Vis-à-vis de l’extérieur, la stratégie du gouvernement consiste à remporter la bataille de la communication. Pour le moment, même si le pouvoir parvient à étouffer les partisans du non à la modification à l’intérieur du pays, les dépêches d’agences qui inondent des salles de rédaction occidentales, faisant état “ d’arrestations d’opposants à un dictateur africain au pouvoir depuis 25 ans et qui veut rempiler ” sont du plus mauvais effet pour l’image internationale du régime. Tout comme les reportages des radios étrangères sur les brutalités militaires perpétrées contrer des manifestants exigeant à mains nues le respect de la limitation des mandats. De fait, il s’agira de convaincre les chancelleries occidentales, pour la plupart dubitatives sur le bien fondé du désir d’éternité politique de Paul Biya, que le président peut encore servir à préserver la stabilité politique. Cette communication vis-à-vis de l’extérieur tend essentiellement à montrer que le pays, ou du moins son élite intellectuelle, est largement favorable à une modification de la constitution, notamment en son article 6.2. L’argument massu : le Cameroun risque l’instabilité politique à brève échéance, à moins que Paul Biya ne se donne le temps de préparer une alternance sur un horizon plus lointain. Le prétexte étant que personne n’ose afficher ses ambitions tant que Paul Biya est encore en place. Deuxièmement, les hommes du président font valoir que toute lisibilité sur les scénarii de succession à la tête du régime peut être porteuse d’instabilité, les impatients du camp présidentiel ouvriraient aussitôt leur poudrière et le pire deviendrait possible.
Pour contenter les impatients, le président entend multiplier les fonctions politiques. Une manière de gonfler le gâteau pour qu’il y en ait pour un peu plus de monde. Rein de mieux, dans ce contexte, que d’engager la mise en place de certaines institutions prévues par la constitution jamais appliquée de 1996, et de créer des organes consultatifs à tout va, où les hommes nommés ont autant de fonctions creuses, mais des rétributions et autres privilèges bien substantiels.

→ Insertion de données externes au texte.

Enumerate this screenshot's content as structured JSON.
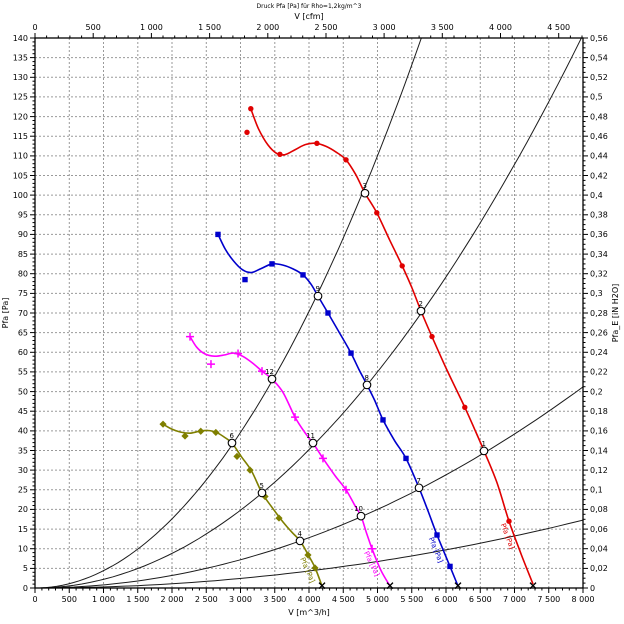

Ici, on pense que la communauté internationale finit toujours par se ranger du côté des plus forts. Et que rarement, les institutions internationales se sont heurtées de front à un gouvernement légal. Ce ne sera donc qu’une question de temps, même si le régime sait qu’il sera boudé quelque temps par les plus sourcilleux, il ne doute pas que la communauté internationale finira par lui donner acte de son passage en force. A moins que tout ne se joue à l’intérieur.